Langkah tersebut ditempuh menyusul belum adanya tanggapan resmi atas surat permohonan informasi yang sebelumnya telah disampaikan GNTP. Organisasi tersebut menegaskan bahwa permintaan informasi berkaitan dengan kepentingan publik, khususnya transparansi pengawasan lingkungan hidup dan akuntabilitas kegiatan industri.
Ketua Umum GNTP, Rasyidi, C,PM., C,LOP. (Didik Castielo), mengatakan permohonan informasi yang diajukan merupakan bagian dari upaya masyarakat untuk memperoleh informasi mengenai pelaksanaan fungsi pengawasan oleh badan publik.
“GNTP meminta informasi terkait pengawasan dan pengelolaan Limbah B3 karena hal tersebut menyangkut kepentingan masyarakat luas, kelestarian lingkungan, serta kepastian bahwa seluruh aktivitas industri berjalan sesuai ketentuan perundang-undangan yang berlaku,” tegas Didik.
GNTP Siapkan Surat Permohonan Kedua
Didik menjelaskan, hingga 17 September 2026, GNTP belum menerima jawaban resmi yang memadai atas permohonan informasi sebelumnya. Sebagai tindak lanjut, GNTP akan melayangkan surat permohonan informasi kedua kepada pihak yang bersangkutan.
Surat tersebut dimaksudkan sebagai bentuk itikad baik untuk membuka ruang komunikasi sekaligus memberikan kesempatan kepada instansi penerima permohonan agar memberikan tanggapan sesuai dengan ketentuan pelayanan informasi publik.
GNTP menyatakan, apabila surat kedua tidak memperoleh tanggapan yang memadai dalam batas waktu yang akan dicantumkan, pihaknya akan mempertimbangkan langkah hukum melalui mekanisme penyelesaian Sengketa Informasi Publik di Komisi Informasi Provinsi Jawa Tengah.

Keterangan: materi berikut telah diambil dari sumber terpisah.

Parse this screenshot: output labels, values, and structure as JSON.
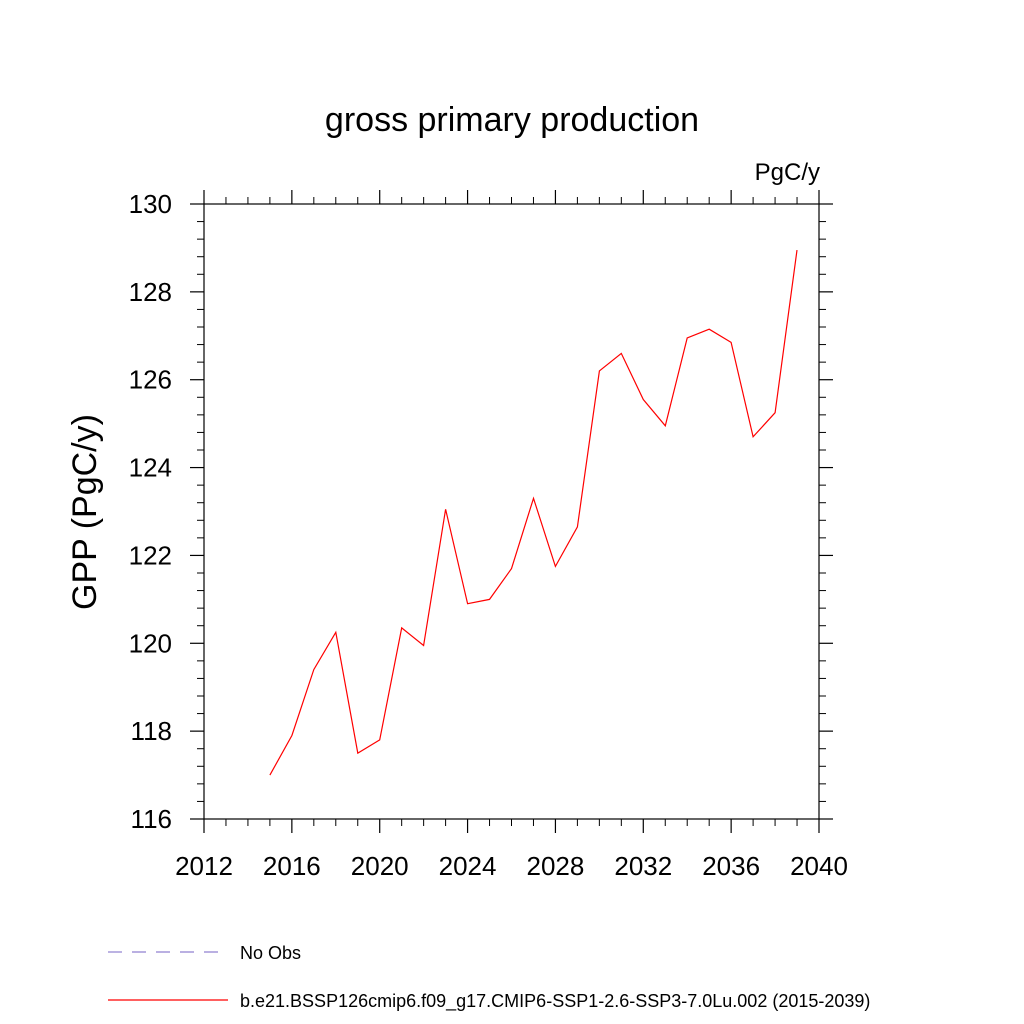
{
  "chart_data": {
    "type": "line",
    "title": "gross primary production",
    "units_label": "PgC/y",
    "ylabel": "GPP  (PgC/y)",
    "xlabel": "",
    "xlim": [
      2012,
      2040
    ],
    "ylim": [
      116,
      130
    ],
    "x_ticks": [
      "2012",
      "2016",
      "2020",
      "2024",
      "2028",
      "2032",
      "2036",
      "2040"
    ],
    "y_ticks": [
      "116",
      "118",
      "120",
      "122",
      "124",
      "126",
      "128",
      "130"
    ],
    "grid": false,
    "legend_position": "bottom",
    "series": [
      {
        "name": "b.e21.BSSP126cmip6.f09_g17.CMIP6-SSP1-2.6-SSP3-7.0Lu.002 (2015-2039)",
        "color": "#ff0000",
        "line_style": "solid",
        "x": [
          2015,
          2016,
          2017,
          2018,
          2019,
          2020,
          2021,
          2022,
          2023,
          2024,
          2025,
          2026,
          2027,
          2028,
          2029,
          2030,
          2031,
          2032,
          2033,
          2034,
          2035,
          2036,
          2037,
          2038,
          2039
        ],
        "y": [
          117.0,
          117.9,
          119.4,
          120.25,
          117.5,
          117.8,
          120.35,
          119.95,
          123.05,
          120.9,
          121.0,
          121.7,
          123.3,
          121.75,
          122.65,
          126.2,
          126.6,
          125.55,
          124.95,
          126.95,
          127.15,
          126.85,
          124.7,
          125.25,
          128.95
        ]
      }
    ],
    "legend": [
      {
        "label": "No Obs",
        "color": "#9080d0",
        "line_style": "dashed"
      },
      {
        "label": "b.e21.BSSP126cmip6.f09_g17.CMIP6-SSP1-2.6-SSP3-7.0Lu.002 (2015-2039)",
        "color": "#ff0000",
        "line_style": "solid"
      }
    ]
  }
}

“Kami tetap mengedepankan komunikasi yang baik. Namun apabila sampai batas waktu yang akan kami berikan dalam surat kedua tersebut tidak ada tanggapan yang memadai, maka GNTP akan menempuh jalur hukum melalui mekanisme Sengketa Informasi Publik di Komisi Informasi Provinsi Jawa Tengah,” ujar Didik.
Soroti Pengawasan Lingkungan di Kawasan Industri
Selain persoalan keterbukaan informasi, GNTP turut menyoroti sejumlah aspek yang berkembang di Kawasan Industri Kendal dan menjadi perhatian masyarakat. Aspek tersebut meliputi pengelolaan lingkungan hidup, kepatuhan terhadap perizinan, sistem pengawasan industri, serta potensi dampak aktivitas kawasan industri terhadap lingkungan sekitar.
Namun, GNTP menegaskan bahwa penyampaian permohonan informasi dan sorotan terhadap aspek pengawasan tersebut tidak dimaksudkan sebagai tuduhan terhadap pihak tertentu.
Menurut GNTP, langkah itu merupakan bagian dari fungsi kontrol sosial masyarakat untuk mendorong penyelenggaraan kegiatan industri yang transparan, akuntabel, serta sesuai dengan ketentuan hukum yang berlaku.
“Investasi harus didukung, pertumbuhan ekonomi harus dijaga, tetapi keterbukaan informasi dan perlindungan lingkungan juga tidak boleh diabaikan. Masyarakat berhak mengetahui bagaimana pengawasan dilakukan dan bagaimana potensi risiko lingkungan dikelola oleh pihak yang berwenang,” kata Didik.
Dorong Pelaksanaan UU Keterbukaan Informasi Publik
GNTP berharap badan publik yang menerima permohonan informasi dapat melaksanakan kewajiban sesuai dengan Undang-Undang Nomor 14 Tahun 2008 tentang Keterbukaan Informasi Publik.
Organisasi tersebut meminta agar proses pelayanan informasi dilakukan secara responsif, tepat, dan transparan, dengan tetap memperhatikan ketentuan mengenai informasi yang dapat diberikan, dikecualikan, serta prosedur pelayanan yang berlaku.
Apabila permohonan informasi tidak memperoleh penyelesaian sesuai mekanisme yang ditetapkan, GNTP menyatakan siap menggunakan jalur penyelesaian sengketa informasi melalui lembaga yang berwenang.
Sebagai organisasi yang mengusung pengawasan partisipatif masyarakat, GNTP menyatakan akan terus mengawal proses permohonan informasi terkait pengawasan Limbah B3 di KIK Kendal hingga diperoleh kejelasan mengenai tindak lanjut dan informasi yang dapat diakses publik sesuai ketentuan peraturan perundang-undangan.
GNTP: Mengawal Keterbukaan, Menegakkan Keadilan.